Sözde Müslüman kardeşlerimiz!

Cumhurbaşkanı Erdoğan yine meşhur "Eyy" ile başlayan cümlelerinden birini kurdu: 
"Eyy Avrupa Birliği kendinize gelin. Şu andaki operasyonumuzu bir işgal operasyonu diye nitelendirmeye çalışırsanız işimiz kolay. Kapıları açarız, 3.6 milyon Suriyeliyi size göndeririz."
Bu bir tehdit mi? Evet, tehdit. 
Tehdidin konusu ne? Suriyelileri Avrupa'nın üzerine salmak!
Avrupalıyı tehdit etmede kullandığımız bu insanlarla biz birlikte yaşıyoruz, komşuluk ediyoruz, alış-veriş yapıyoruz… 
Madem bu kadar büyük bir tehdit unsurlar, madem "vebalı" muamelesi yaparak Avrupa'yı onlarla korkutuyoruz, bizim halkımız neden bu tehditle yaşıyor?
Yoksa "Müslüman kardeşliği için" değil de "Avrupalıyı korumak için" mi aldık Suriyelileri ülkemize?
Şimdi bu halk şöyle bir soru sorsa haksız mı:
Eyy Cumhurbaşkanı, Avrupalının ayağına taş değmesin de Türklere her şey müstahak mı?
Kaldı ki, kof bir tehditten başka bir şey de değil, Suriyelileri Avrupa'ya göndermek. Böyle bir hamlenin pek çok siyasi sonucu olur ve Suriyeliler yine Türkiye'ye geri gönderilir.
Geçenlerde Türkiye'de çalışma izni bulunan bir Lübnanlı, konuşmamız sırasında "Erdoğan, Putin gibi, Trump gibi güçlü başkan" demişti. Belli ki, o da "Eyy"li beylik cümlelere kananlardandı.
Oysa, Türk Dil Kurumu, "güçlü" kelimesini şöyle tanımlıyor: "Etkisi, önemi büyük olan, sözü geçer, forslu"

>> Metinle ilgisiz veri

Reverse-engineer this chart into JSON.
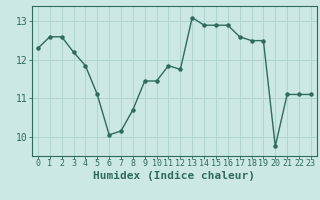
{
  "x": [
    0,
    1,
    2,
    3,
    4,
    5,
    6,
    7,
    8,
    9,
    10,
    11,
    12,
    13,
    14,
    15,
    16,
    17,
    18,
    19,
    20,
    21,
    22,
    23
  ],
  "y": [
    12.3,
    12.6,
    12.6,
    12.2,
    11.85,
    11.1,
    10.05,
    10.15,
    10.7,
    11.45,
    11.45,
    11.85,
    11.75,
    13.1,
    12.9,
    12.9,
    12.9,
    12.6,
    12.5,
    12.5,
    9.75,
    11.1,
    11.1,
    11.1
  ],
  "xlabel": "Humidex (Indice chaleur)",
  "yticks": [
    10,
    11,
    12,
    13
  ],
  "xticks": [
    0,
    1,
    2,
    3,
    4,
    5,
    6,
    7,
    8,
    9,
    10,
    11,
    12,
    13,
    14,
    15,
    16,
    17,
    18,
    19,
    20,
    21,
    22,
    23
  ],
  "ylim": [
    9.5,
    13.4
  ],
  "xlim": [
    -0.5,
    23.5
  ],
  "line_color": "#2e6b5e",
  "bg_color": "#cce8e4",
  "grid_color": "#b0d4cf",
  "axis_color": "#2e6b5e",
  "tick_fontsize": 6,
  "ylabel_fontsize": 7,
  "xlabel_fontsize": 8
}
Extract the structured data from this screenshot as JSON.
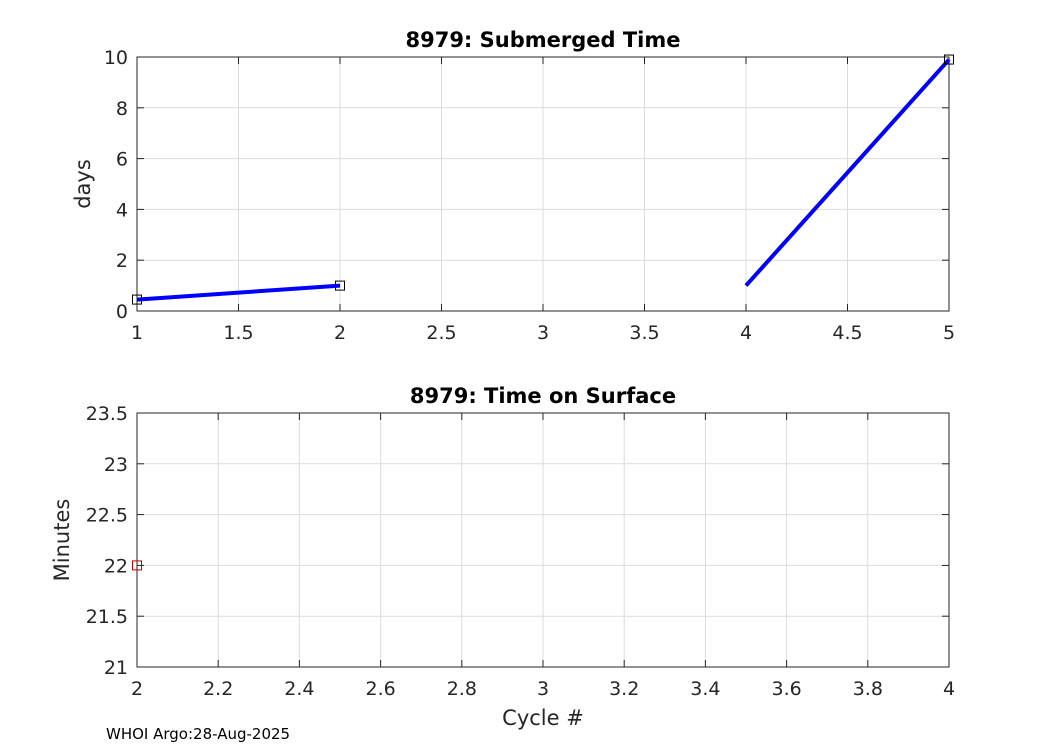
{
  "chart_data": [
    {
      "type": "line",
      "title": "8979: Submerged Time",
      "xlabel": "",
      "ylabel": "days",
      "xlim": [
        1,
        5
      ],
      "ylim": [
        0,
        10
      ],
      "xticks": [
        1,
        1.5,
        2,
        2.5,
        3,
        3.5,
        4,
        4.5,
        5
      ],
      "yticks": [
        0,
        2,
        4,
        6,
        8,
        10
      ],
      "xtick_labels": [
        "1",
        "1.5",
        "2",
        "2.5",
        "3",
        "3.5",
        "4",
        "4.5",
        "5"
      ],
      "ytick_labels": [
        "0",
        "2",
        "4",
        "6",
        "8",
        "10"
      ],
      "grid": true,
      "series": [
        {
          "name": "line",
          "color": "#0000ff",
          "segments": [
            [
              [
                1,
                0.45
              ],
              [
                2,
                1.0
              ]
            ],
            [
              [
                4,
                1.0
              ],
              [
                5,
                9.9
              ]
            ]
          ]
        },
        {
          "name": "markers",
          "color": "#000000",
          "marker": "square",
          "points": [
            [
              1,
              0.45
            ],
            [
              2,
              1.0
            ],
            [
              5,
              9.9
            ]
          ]
        }
      ]
    },
    {
      "type": "scatter",
      "title": "8979: Time on Surface",
      "xlabel": "Cycle #",
      "ylabel": "Minutes",
      "xlim": [
        2,
        4
      ],
      "ylim": [
        21,
        23.5
      ],
      "xticks": [
        2,
        2.2,
        2.4,
        2.6,
        2.8,
        3,
        3.2,
        3.4,
        3.6,
        3.8,
        4
      ],
      "yticks": [
        21,
        21.5,
        22,
        22.5,
        23,
        23.5
      ],
      "xtick_labels": [
        "2",
        "2.2",
        "2.4",
        "2.6",
        "2.8",
        "3",
        "3.2",
        "3.4",
        "3.6",
        "3.8",
        "4"
      ],
      "ytick_labels": [
        "21",
        "21.5",
        "22",
        "22.5",
        "23",
        "23.5"
      ],
      "grid": true,
      "series": [
        {
          "name": "surface time",
          "color": "#c00000",
          "marker": "square",
          "points": [
            [
              2,
              22
            ]
          ]
        }
      ]
    }
  ],
  "footer": "WHOI Argo:28-Aug-2025"
}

Bahsettiğim Lübnanlı ile bu hafta konuştuğumda ise, "savaşa karşı olduğunu, bu harekâtı desteklemediğini" söyledi, tıpkı 'İsrail savaşının ertesinde onarım ve yeniden imarına yardımlarımızı esirgemediğimiz ülkesi Lübnan' gibi. Görünen o ki, onun Erdoğan sevgisine de Trump'ın gücü ağır bastı.
Türkiye'nin bu hafta başlattığı harekât, bazı gerçekleri tekrar tekrar yüzümüze vurdu.

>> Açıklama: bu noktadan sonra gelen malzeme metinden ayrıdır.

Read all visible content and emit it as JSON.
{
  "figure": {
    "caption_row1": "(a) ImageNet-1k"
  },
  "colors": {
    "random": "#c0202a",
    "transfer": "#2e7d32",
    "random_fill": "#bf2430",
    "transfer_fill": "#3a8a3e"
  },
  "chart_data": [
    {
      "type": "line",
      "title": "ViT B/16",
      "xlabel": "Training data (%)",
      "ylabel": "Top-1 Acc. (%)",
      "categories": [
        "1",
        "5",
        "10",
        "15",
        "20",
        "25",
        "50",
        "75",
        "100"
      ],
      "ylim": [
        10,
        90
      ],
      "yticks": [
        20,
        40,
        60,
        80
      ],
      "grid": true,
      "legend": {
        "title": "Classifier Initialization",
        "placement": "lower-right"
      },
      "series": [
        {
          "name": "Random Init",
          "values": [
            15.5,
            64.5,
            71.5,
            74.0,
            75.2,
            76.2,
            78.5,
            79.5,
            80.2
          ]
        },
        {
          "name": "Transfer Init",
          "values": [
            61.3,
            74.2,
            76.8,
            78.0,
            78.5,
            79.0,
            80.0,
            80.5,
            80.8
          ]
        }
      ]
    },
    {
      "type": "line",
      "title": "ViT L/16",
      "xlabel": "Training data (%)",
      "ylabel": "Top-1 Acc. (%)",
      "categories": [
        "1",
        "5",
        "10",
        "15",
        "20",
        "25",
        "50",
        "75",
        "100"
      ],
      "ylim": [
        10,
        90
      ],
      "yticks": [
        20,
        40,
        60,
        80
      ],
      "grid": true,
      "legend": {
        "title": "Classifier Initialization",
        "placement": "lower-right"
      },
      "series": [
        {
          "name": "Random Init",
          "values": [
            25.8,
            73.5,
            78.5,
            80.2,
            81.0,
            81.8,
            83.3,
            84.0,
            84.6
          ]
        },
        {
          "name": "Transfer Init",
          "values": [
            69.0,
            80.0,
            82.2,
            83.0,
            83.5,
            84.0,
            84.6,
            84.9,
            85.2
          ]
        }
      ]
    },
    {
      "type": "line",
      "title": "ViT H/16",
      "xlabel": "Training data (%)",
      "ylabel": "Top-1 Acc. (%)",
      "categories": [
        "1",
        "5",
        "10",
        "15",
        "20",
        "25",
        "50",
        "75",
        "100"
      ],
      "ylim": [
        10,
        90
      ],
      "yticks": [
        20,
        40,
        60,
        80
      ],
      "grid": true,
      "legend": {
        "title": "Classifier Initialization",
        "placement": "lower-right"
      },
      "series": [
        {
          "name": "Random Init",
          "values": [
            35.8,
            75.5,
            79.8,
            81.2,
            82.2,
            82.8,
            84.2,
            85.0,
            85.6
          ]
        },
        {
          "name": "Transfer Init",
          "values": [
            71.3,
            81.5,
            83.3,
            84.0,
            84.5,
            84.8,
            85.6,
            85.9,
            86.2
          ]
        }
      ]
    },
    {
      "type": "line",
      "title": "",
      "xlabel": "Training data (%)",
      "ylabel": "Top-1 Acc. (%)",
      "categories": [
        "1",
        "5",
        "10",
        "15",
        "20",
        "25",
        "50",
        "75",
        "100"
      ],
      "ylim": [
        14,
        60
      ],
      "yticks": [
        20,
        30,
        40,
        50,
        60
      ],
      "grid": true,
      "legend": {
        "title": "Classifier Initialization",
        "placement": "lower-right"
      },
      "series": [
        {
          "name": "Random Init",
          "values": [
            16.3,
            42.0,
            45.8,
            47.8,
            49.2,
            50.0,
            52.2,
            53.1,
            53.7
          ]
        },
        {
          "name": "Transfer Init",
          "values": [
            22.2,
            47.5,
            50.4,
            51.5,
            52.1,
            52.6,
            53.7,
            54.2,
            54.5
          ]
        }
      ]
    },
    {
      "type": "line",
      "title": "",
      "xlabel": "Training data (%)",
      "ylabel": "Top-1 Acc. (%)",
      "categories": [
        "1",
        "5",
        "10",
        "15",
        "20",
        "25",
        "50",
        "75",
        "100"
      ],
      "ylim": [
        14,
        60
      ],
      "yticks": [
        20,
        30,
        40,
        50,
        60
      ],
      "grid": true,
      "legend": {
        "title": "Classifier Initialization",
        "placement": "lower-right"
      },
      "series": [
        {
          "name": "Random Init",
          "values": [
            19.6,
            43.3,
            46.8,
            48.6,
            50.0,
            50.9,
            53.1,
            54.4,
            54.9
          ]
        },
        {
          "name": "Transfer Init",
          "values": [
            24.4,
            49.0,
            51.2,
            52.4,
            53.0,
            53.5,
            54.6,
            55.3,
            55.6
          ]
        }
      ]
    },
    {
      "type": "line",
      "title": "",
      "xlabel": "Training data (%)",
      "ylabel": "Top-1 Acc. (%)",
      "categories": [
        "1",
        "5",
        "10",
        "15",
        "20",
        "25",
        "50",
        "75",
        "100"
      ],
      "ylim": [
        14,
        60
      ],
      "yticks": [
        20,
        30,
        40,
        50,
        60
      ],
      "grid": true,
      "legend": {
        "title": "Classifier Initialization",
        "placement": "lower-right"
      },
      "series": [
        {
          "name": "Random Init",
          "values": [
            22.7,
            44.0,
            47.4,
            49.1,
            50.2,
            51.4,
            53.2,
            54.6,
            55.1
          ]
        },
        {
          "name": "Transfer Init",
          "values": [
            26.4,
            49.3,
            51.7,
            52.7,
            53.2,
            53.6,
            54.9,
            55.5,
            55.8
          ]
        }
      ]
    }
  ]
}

Kof tehditler bizi güçlü kılmıyor.
Arap dünyası, Türkiye'yi hiçbir zaman ümmet kardeşi olarak görmedi, görmüyor.
Barış Pınarı Harekatı'na tereddüt etmeksizin tepki gösterenlerin başında Arap ülkeleri vardı. Hem de Avrupa Birliği'nden bile önce. 
Suudi Arabistan, Irak, Birleşik Arap Emirlikleri, Lübnan, Ürdün, Kuveyt, Tunus, İran…

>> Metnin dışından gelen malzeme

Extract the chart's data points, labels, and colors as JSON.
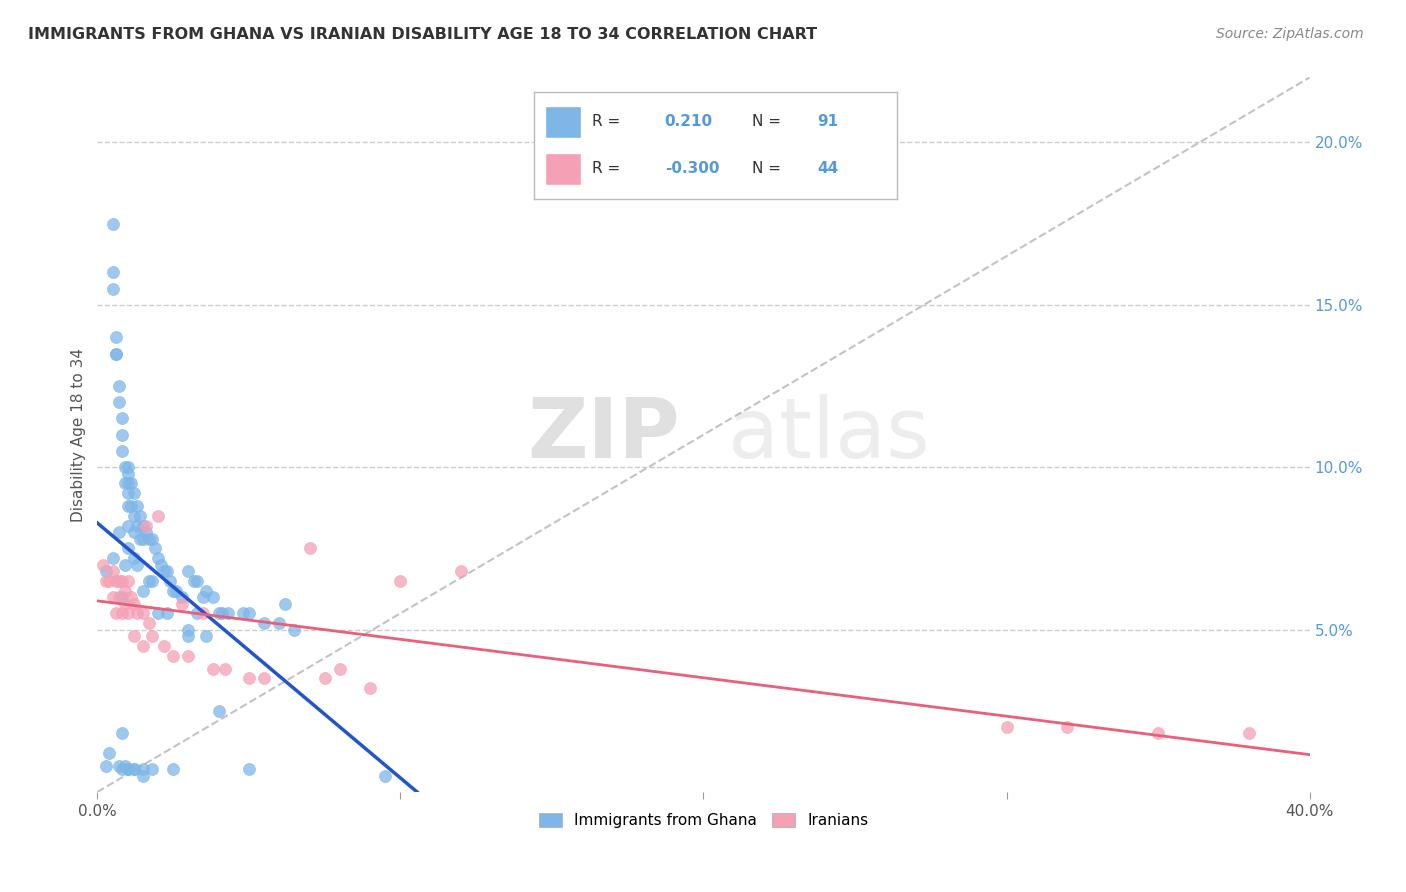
{
  "title": "IMMIGRANTS FROM GHANA VS IRANIAN DISABILITY AGE 18 TO 34 CORRELATION CHART",
  "source": "Source: ZipAtlas.com",
  "ylabel": "Disability Age 18 to 34",
  "xlim": [
    0.0,
    0.4
  ],
  "ylim": [
    0.0,
    0.22
  ],
  "y_ticks_right": [
    0.05,
    0.1,
    0.15,
    0.2
  ],
  "y_tick_labels_right": [
    "5.0%",
    "10.0%",
    "15.0%",
    "20.0%"
  ],
  "ghana_R": 0.21,
  "ghana_N": 91,
  "iran_R": -0.3,
  "iran_N": 44,
  "ghana_color": "#7EB6E8",
  "iran_color": "#F4A0B5",
  "ghana_line_color": "#2255CC",
  "iran_line_color": "#E8607A",
  "diagonal_color": "#AAAAAA",
  "watermark_zip": "ZIP",
  "watermark_atlas": "atlas",
  "ghana_x": [
    0.003,
    0.005,
    0.005,
    0.005,
    0.006,
    0.006,
    0.007,
    0.007,
    0.007,
    0.008,
    0.008,
    0.008,
    0.008,
    0.009,
    0.009,
    0.009,
    0.01,
    0.01,
    0.01,
    0.01,
    0.01,
    0.01,
    0.01,
    0.011,
    0.011,
    0.012,
    0.012,
    0.012,
    0.012,
    0.013,
    0.013,
    0.013,
    0.014,
    0.014,
    0.015,
    0.015,
    0.015,
    0.016,
    0.017,
    0.017,
    0.018,
    0.018,
    0.019,
    0.02,
    0.02,
    0.021,
    0.022,
    0.023,
    0.023,
    0.024,
    0.025,
    0.026,
    0.028,
    0.03,
    0.03,
    0.032,
    0.033,
    0.033,
    0.035,
    0.036,
    0.036,
    0.038,
    0.04,
    0.041,
    0.043,
    0.048,
    0.05,
    0.055,
    0.06,
    0.062,
    0.065,
    0.003,
    0.004,
    0.005,
    0.006,
    0.007,
    0.008,
    0.009,
    0.01,
    0.012,
    0.015,
    0.018,
    0.025,
    0.03,
    0.04,
    0.05,
    0.008,
    0.01,
    0.012,
    0.015,
    0.095
  ],
  "ghana_y": [
    0.068,
    0.175,
    0.16,
    0.072,
    0.14,
    0.135,
    0.125,
    0.12,
    0.08,
    0.115,
    0.11,
    0.105,
    0.06,
    0.1,
    0.095,
    0.07,
    0.1,
    0.098,
    0.095,
    0.092,
    0.088,
    0.082,
    0.075,
    0.095,
    0.088,
    0.092,
    0.085,
    0.08,
    0.072,
    0.088,
    0.082,
    0.07,
    0.085,
    0.078,
    0.082,
    0.078,
    0.062,
    0.08,
    0.078,
    0.065,
    0.078,
    0.065,
    0.075,
    0.072,
    0.055,
    0.07,
    0.068,
    0.068,
    0.055,
    0.065,
    0.062,
    0.062,
    0.06,
    0.068,
    0.05,
    0.065,
    0.065,
    0.055,
    0.06,
    0.062,
    0.048,
    0.06,
    0.055,
    0.055,
    0.055,
    0.055,
    0.055,
    0.052,
    0.052,
    0.058,
    0.05,
    0.008,
    0.012,
    0.155,
    0.135,
    0.008,
    0.007,
    0.008,
    0.007,
    0.007,
    0.007,
    0.007,
    0.007,
    0.048,
    0.025,
    0.007,
    0.018,
    0.007,
    0.007,
    0.005,
    0.005
  ],
  "iran_x": [
    0.002,
    0.003,
    0.004,
    0.005,
    0.005,
    0.006,
    0.006,
    0.007,
    0.007,
    0.008,
    0.008,
    0.009,
    0.009,
    0.01,
    0.01,
    0.011,
    0.012,
    0.012,
    0.013,
    0.015,
    0.015,
    0.016,
    0.017,
    0.018,
    0.02,
    0.022,
    0.025,
    0.028,
    0.03,
    0.035,
    0.038,
    0.042,
    0.05,
    0.055,
    0.07,
    0.075,
    0.08,
    0.09,
    0.1,
    0.12,
    0.3,
    0.32,
    0.35,
    0.38
  ],
  "iran_y": [
    0.07,
    0.065,
    0.065,
    0.068,
    0.06,
    0.065,
    0.055,
    0.065,
    0.06,
    0.065,
    0.055,
    0.062,
    0.058,
    0.065,
    0.055,
    0.06,
    0.058,
    0.048,
    0.055,
    0.055,
    0.045,
    0.082,
    0.052,
    0.048,
    0.085,
    0.045,
    0.042,
    0.058,
    0.042,
    0.055,
    0.038,
    0.038,
    0.035,
    0.035,
    0.075,
    0.035,
    0.038,
    0.032,
    0.065,
    0.068,
    0.02,
    0.02,
    0.018,
    0.018
  ]
}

Türkiye'den başka destekçisi bile olmayan Filistin dahi, Türkiye'yi kınayanlara katıldı, aksi tek bir söz söylemedi, Türkiye'ye destek vermedi.
Oysa Filistin'in yanlarında saf tuttuğu Arap ülkeleri, İsrail'in ve Kudüs'ü İsrail'in başkenti tanıyan ABD'nin dostları.
Zaten Arap ülkelerinin pek çoğu bağımsız görünse de aslında ABD'ye bağımlı.
Ama tüm bu tepkiler ve kınamalar, iktidar başta olmak üzere, hala Arap ülkelerini dost sananlar, Osmanlı'dan beri aslında dost olmadıklarını anlayamayanlar için bir ders olmuştur herhalde.